AI is the best recall and synthesis engine ever built. That makes it a powerful amplifier for human original thought. The original thought still has to come from you.
The honest answer.
I do not know if the Citrini scenario unfolds in 2028. Neither does Citrini. Neither does Citadel. What I know is that every significant technology transition in my career rewarded the people who stopped debating the macro and started building the right thing at the right moment.
The neuroscience tells us that the limited resource in an AI-abundant world is not data, compute, or even domain expertise. It is the human capacity for original thought: embodied, emotionally integrated, and architecturally unique.
Your 401(k) will figure itself out. The more interesting question is what you are building while everyone else watches it gyrate.
References
Peer-Reviewed
Beaty, R. E., Benedek, M., Silvia, P. J., & Schacter, D. L. (2016). Creative cognition and brain network dynamics. Trends in Cognitive Sciences, 20(2), 87-95.

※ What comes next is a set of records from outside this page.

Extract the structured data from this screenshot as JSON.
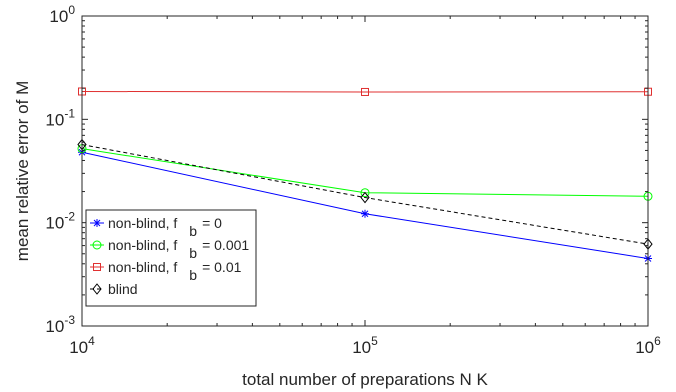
{
  "chart_data": {
    "type": "line",
    "x_scale": "log",
    "y_scale": "log",
    "xlim": [
      10000,
      1000000
    ],
    "ylim": [
      0.001,
      1
    ],
    "xlabel": "total number of preparations N K",
    "ylabel": "mean relative error of M",
    "x_ticks": [
      {
        "value": 10000,
        "base": "10",
        "exp": "4"
      },
      {
        "value": 100000,
        "base": "10",
        "exp": "5"
      },
      {
        "value": 1000000,
        "base": "10",
        "exp": "6"
      }
    ],
    "y_ticks": [
      {
        "value": 0.001,
        "base": "10",
        "exp": "-3"
      },
      {
        "value": 0.01,
        "base": "10",
        "exp": "-2"
      },
      {
        "value": 0.1,
        "base": "10",
        "exp": "-1"
      },
      {
        "value": 1,
        "base": "10",
        "exp": "0"
      }
    ],
    "x": [
      10000,
      100000,
      1000000
    ],
    "series": [
      {
        "name": "non-blind, f_b = 0",
        "legend_main": "non-blind, f",
        "legend_sub": "b",
        "legend_tail": "= 0",
        "color": "#0000ff",
        "marker": "asterisk",
        "dash": "solid",
        "values": [
          0.048,
          0.0122,
          0.0045
        ]
      },
      {
        "name": "non-blind, f_b = 0.001",
        "legend_main": "non-blind, f",
        "legend_sub": "b",
        "legend_tail": "= 0.001",
        "color": "#00ff00",
        "marker": "circle",
        "dash": "solid",
        "values": [
          0.052,
          0.0195,
          0.018
        ]
      },
      {
        "name": "non-blind, f_b = 0.01",
        "legend_main": "non-blind, f",
        "legend_sub": "b",
        "legend_tail": "= 0.01",
        "color": "#e03030",
        "marker": "square",
        "dash": "solid",
        "values": [
          0.186,
          0.184,
          0.185
        ]
      },
      {
        "name": "blind",
        "legend_main": "blind",
        "legend_sub": "",
        "legend_tail": "",
        "color": "#000000",
        "marker": "diamond",
        "dash": "dashed",
        "values": [
          0.057,
          0.0175,
          0.0062
        ]
      }
    ],
    "grid": false,
    "legend_position": "bottom-left",
    "colors": {
      "axes": "#262626",
      "background": "#ffffff"
    }
  }
}
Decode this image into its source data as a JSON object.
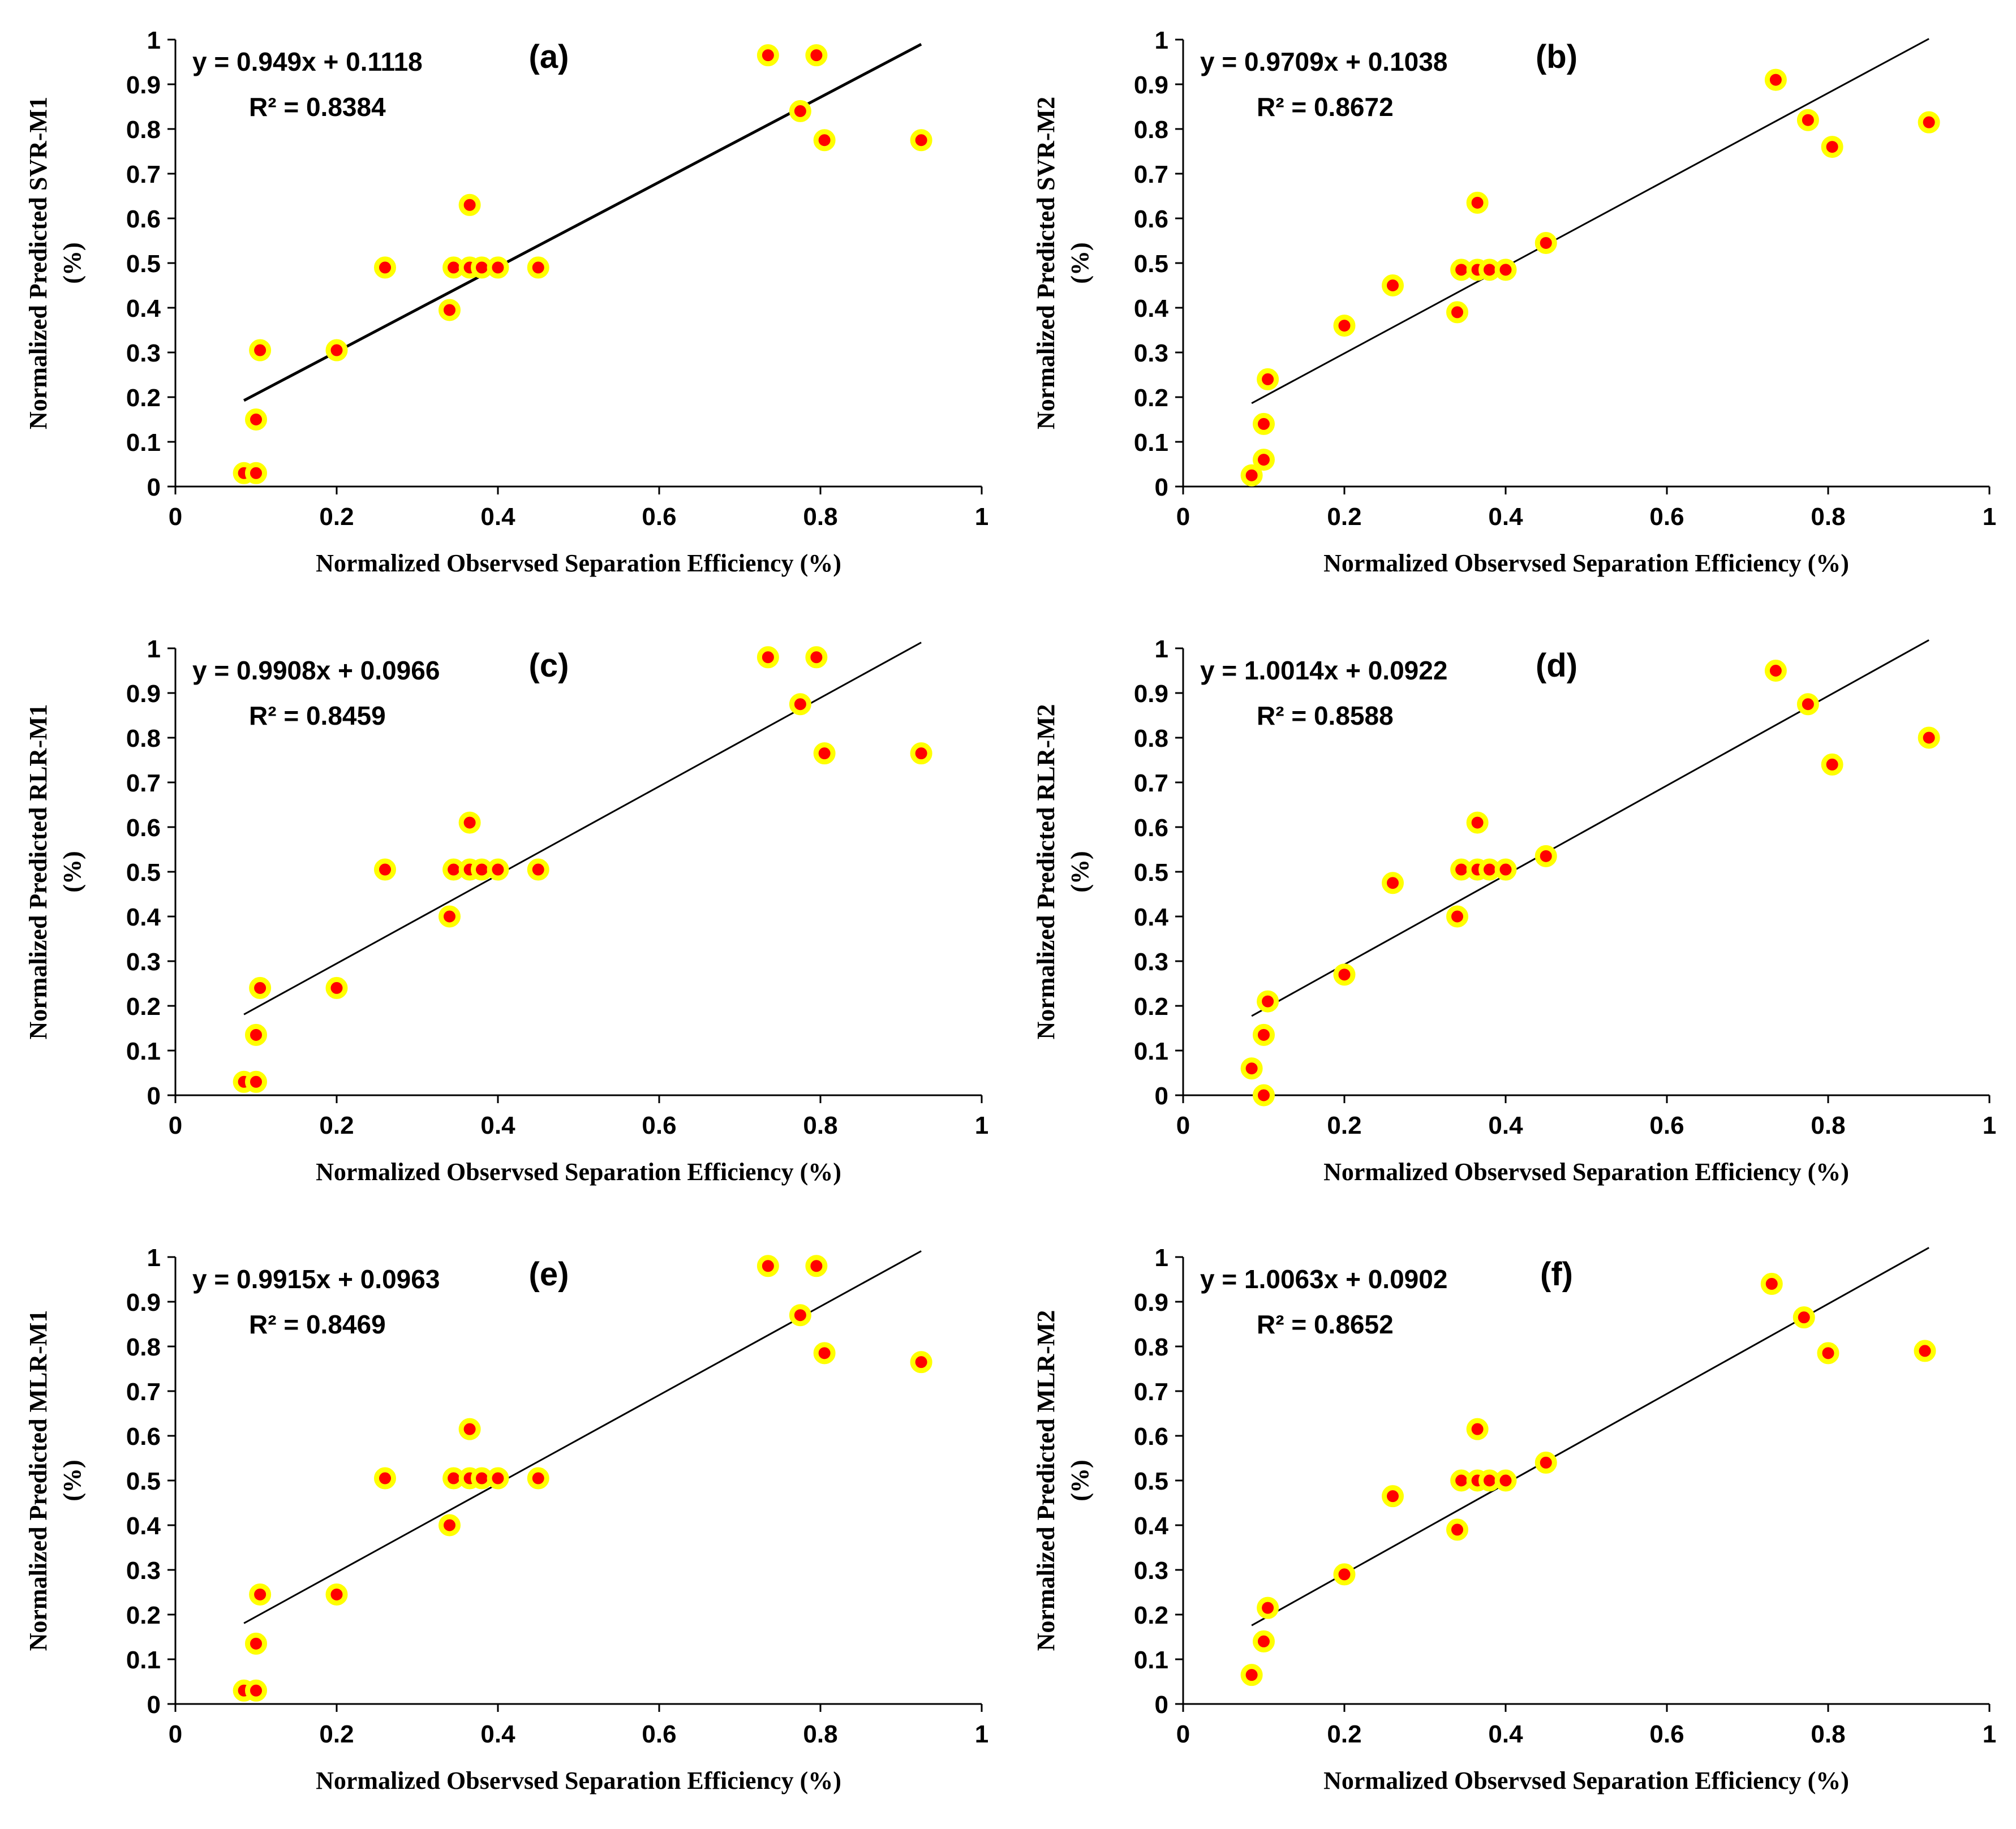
{
  "colors": {
    "marker_fill": "#ff0000",
    "marker_edge": "#ffff00",
    "line": "#000000",
    "axis": "#000000"
  },
  "chart_data": [
    {
      "type": "scatter",
      "panel_label": "(a)",
      "equation": "y = 0.949x + 0.1118",
      "r2_text": "R² = 0.8384",
      "xlabel": "Normalized  Observsed Separation Efficiency (%)",
      "ylabel_line1": "Normalized  Predicted SVR-M1",
      "ylabel_line2": "(%)",
      "xlim": [
        0,
        1
      ],
      "ylim": [
        0,
        1
      ],
      "xticks": [
        "0",
        "0.2",
        "0.4",
        "0.6",
        "0.8",
        "1"
      ],
      "yticks": [
        "0",
        "0.1",
        "0.2",
        "0.3",
        "0.4",
        "0.5",
        "0.6",
        "0.7",
        "0.8",
        "0.9",
        "1"
      ],
      "trend": {
        "slope": 0.949,
        "intercept": 0.1118,
        "x0": 0.085,
        "x1": 0.925
      },
      "points": [
        [
          0.085,
          0.03
        ],
        [
          0.1,
          0.03
        ],
        [
          0.1,
          0.15
        ],
        [
          0.105,
          0.305
        ],
        [
          0.2,
          0.305
        ],
        [
          0.26,
          0.49
        ],
        [
          0.34,
          0.395
        ],
        [
          0.345,
          0.49
        ],
        [
          0.365,
          0.49
        ],
        [
          0.365,
          0.63
        ],
        [
          0.38,
          0.49
        ],
        [
          0.4,
          0.49
        ],
        [
          0.45,
          0.49
        ],
        [
          0.735,
          0.965
        ],
        [
          0.775,
          0.84
        ],
        [
          0.795,
          0.965
        ],
        [
          0.805,
          0.775
        ],
        [
          0.925,
          0.775
        ]
      ]
    },
    {
      "type": "scatter",
      "panel_label": "(b)",
      "equation": "y = 0.9709x + 0.1038",
      "r2_text": "R² = 0.8672",
      "xlabel": "Normalized  Observsed Separation Efficiency (%)",
      "ylabel_line1": "Normalized  Predicted SVR-M2",
      "ylabel_line2": "(%)",
      "xlim": [
        0,
        1
      ],
      "ylim": [
        0,
        1
      ],
      "xticks": [
        "0",
        "0.2",
        "0.4",
        "0.6",
        "0.8",
        "1"
      ],
      "yticks": [
        "0",
        "0.1",
        "0.2",
        "0.3",
        "0.4",
        "0.5",
        "0.6",
        "0.7",
        "0.8",
        "0.9",
        "1"
      ],
      "trend": {
        "slope": 0.9709,
        "intercept": 0.1038,
        "x0": 0.085,
        "x1": 0.925
      },
      "points": [
        [
          0.085,
          0.025
        ],
        [
          0.1,
          0.06
        ],
        [
          0.1,
          0.14
        ],
        [
          0.105,
          0.24
        ],
        [
          0.2,
          0.36
        ],
        [
          0.26,
          0.45
        ],
        [
          0.34,
          0.39
        ],
        [
          0.345,
          0.485
        ],
        [
          0.365,
          0.485
        ],
        [
          0.365,
          0.635
        ],
        [
          0.38,
          0.485
        ],
        [
          0.4,
          0.485
        ],
        [
          0.45,
          0.545
        ],
        [
          0.735,
          0.91
        ],
        [
          0.775,
          0.82
        ],
        [
          0.805,
          0.76
        ],
        [
          0.925,
          0.815
        ]
      ]
    },
    {
      "type": "scatter",
      "panel_label": "(c)",
      "equation": "y = 0.9908x + 0.0966",
      "r2_text": "R² = 0.8459",
      "xlabel": "Normalized  Observsed Separation Efficiency (%)",
      "ylabel_line1": "Normalized  Predicted RLR-M1",
      "ylabel_line2": "(%)",
      "xlim": [
        0,
        1
      ],
      "ylim": [
        0,
        1
      ],
      "xticks": [
        "0",
        "0.2",
        "0.4",
        "0.6",
        "0.8",
        "1"
      ],
      "yticks": [
        "0",
        "0.1",
        "0.2",
        "0.3",
        "0.4",
        "0.5",
        "0.6",
        "0.7",
        "0.8",
        "0.9",
        "1"
      ],
      "trend": {
        "slope": 0.9908,
        "intercept": 0.0966,
        "x0": 0.085,
        "x1": 0.925
      },
      "points": [
        [
          0.085,
          0.03
        ],
        [
          0.1,
          0.03
        ],
        [
          0.1,
          0.135
        ],
        [
          0.105,
          0.24
        ],
        [
          0.2,
          0.24
        ],
        [
          0.26,
          0.505
        ],
        [
          0.34,
          0.4
        ],
        [
          0.345,
          0.505
        ],
        [
          0.365,
          0.505
        ],
        [
          0.365,
          0.61
        ],
        [
          0.38,
          0.505
        ],
        [
          0.4,
          0.505
        ],
        [
          0.45,
          0.505
        ],
        [
          0.735,
          0.98
        ],
        [
          0.775,
          0.875
        ],
        [
          0.795,
          0.98
        ],
        [
          0.805,
          0.765
        ],
        [
          0.925,
          0.765
        ]
      ]
    },
    {
      "type": "scatter",
      "panel_label": "(d)",
      "equation": "y = 1.0014x + 0.0922",
      "r2_text": "R² = 0.8588",
      "xlabel": "Normalized  Observsed Separation Efficiency (%)",
      "ylabel_line1": "Normalized  Predicted RLR-M2",
      "ylabel_line2": "(%)",
      "xlim": [
        0,
        1
      ],
      "ylim": [
        0,
        1
      ],
      "xticks": [
        "0",
        "0.2",
        "0.4",
        "0.6",
        "0.8",
        "1"
      ],
      "yticks": [
        "0",
        "0.1",
        "0.2",
        "0.3",
        "0.4",
        "0.5",
        "0.6",
        "0.7",
        "0.8",
        "0.9",
        "1"
      ],
      "trend": {
        "slope": 1.0014,
        "intercept": 0.0922,
        "x0": 0.085,
        "x1": 0.925
      },
      "points": [
        [
          0.085,
          0.06
        ],
        [
          0.1,
          0.0
        ],
        [
          0.1,
          0.135
        ],
        [
          0.105,
          0.21
        ],
        [
          0.2,
          0.27
        ],
        [
          0.26,
          0.475
        ],
        [
          0.34,
          0.4
        ],
        [
          0.345,
          0.505
        ],
        [
          0.365,
          0.505
        ],
        [
          0.365,
          0.61
        ],
        [
          0.38,
          0.505
        ],
        [
          0.4,
          0.505
        ],
        [
          0.45,
          0.535
        ],
        [
          0.735,
          0.95
        ],
        [
          0.775,
          0.875
        ],
        [
          0.805,
          0.74
        ],
        [
          0.925,
          0.8
        ]
      ]
    },
    {
      "type": "scatter",
      "panel_label": "(e)",
      "equation": "y = 0.9915x + 0.0963",
      "r2_text": "R² = 0.8469",
      "xlabel": "Normalized  Observsed Separation Efficiency (%)",
      "ylabel_line1": "Normalized  Predicted MLR-M1",
      "ylabel_line2": "(%)",
      "xlim": [
        0,
        1
      ],
      "ylim": [
        0,
        1
      ],
      "xticks": [
        "0",
        "0.2",
        "0.4",
        "0.6",
        "0.8",
        "1"
      ],
      "yticks": [
        "0",
        "0.1",
        "0.2",
        "0.3",
        "0.4",
        "0.5",
        "0.6",
        "0.7",
        "0.8",
        "0.9",
        "1"
      ],
      "trend": {
        "slope": 0.9915,
        "intercept": 0.0963,
        "x0": 0.085,
        "x1": 0.925
      },
      "points": [
        [
          0.085,
          0.03
        ],
        [
          0.1,
          0.03
        ],
        [
          0.1,
          0.135
        ],
        [
          0.105,
          0.245
        ],
        [
          0.2,
          0.245
        ],
        [
          0.26,
          0.505
        ],
        [
          0.34,
          0.4
        ],
        [
          0.345,
          0.505
        ],
        [
          0.365,
          0.505
        ],
        [
          0.365,
          0.615
        ],
        [
          0.38,
          0.505
        ],
        [
          0.4,
          0.505
        ],
        [
          0.45,
          0.505
        ],
        [
          0.735,
          0.98
        ],
        [
          0.775,
          0.87
        ],
        [
          0.795,
          0.98
        ],
        [
          0.805,
          0.785
        ],
        [
          0.925,
          0.765
        ]
      ]
    },
    {
      "type": "scatter",
      "panel_label": "(f)",
      "equation": "y = 1.0063x + 0.0902",
      "r2_text": "R² = 0.8652",
      "xlabel": "Normalized  Observsed Separation Efficiency (%)",
      "ylabel_line1": "Normalized  Predicted MLR-M2",
      "ylabel_line2": "(%)",
      "xlim": [
        0,
        1
      ],
      "ylim": [
        0,
        1
      ],
      "xticks": [
        "0",
        "0.2",
        "0.4",
        "0.6",
        "0.8",
        "1"
      ],
      "yticks": [
        "0",
        "0.1",
        "0.2",
        "0.3",
        "0.4",
        "0.5",
        "0.6",
        "0.7",
        "0.8",
        "0.9",
        "1"
      ],
      "trend": {
        "slope": 1.0063,
        "intercept": 0.0902,
        "x0": 0.085,
        "x1": 0.925
      },
      "points": [
        [
          0.085,
          0.065
        ],
        [
          0.1,
          0.14
        ],
        [
          0.105,
          0.215
        ],
        [
          0.2,
          0.29
        ],
        [
          0.26,
          0.465
        ],
        [
          0.34,
          0.39
        ],
        [
          0.345,
          0.5
        ],
        [
          0.365,
          0.5
        ],
        [
          0.365,
          0.615
        ],
        [
          0.38,
          0.5
        ],
        [
          0.4,
          0.5
        ],
        [
          0.45,
          0.54
        ],
        [
          0.73,
          0.94
        ],
        [
          0.77,
          0.865
        ],
        [
          0.8,
          0.785
        ],
        [
          0.92,
          0.79
        ]
      ]
    }
  ]
}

Chalmers, D. J. (1995). Facing up to the problem of consciousness. Journal of Consciousness Studies, 2(3), 200-219.
Damasio, A. R. (1994). Descartes' error: Emotion, reason, and the human brain. Putnam.
Market Research
CitriniResearch & Shah, A. (2026, February 22). The 2028 global intelligence crisis: A thought exercise in financial history, from the future. Citrini Macro Memo.
Flight, F. (2026, February 24). The 2026 global intelligence crisis. Citadel Securities Macro Views.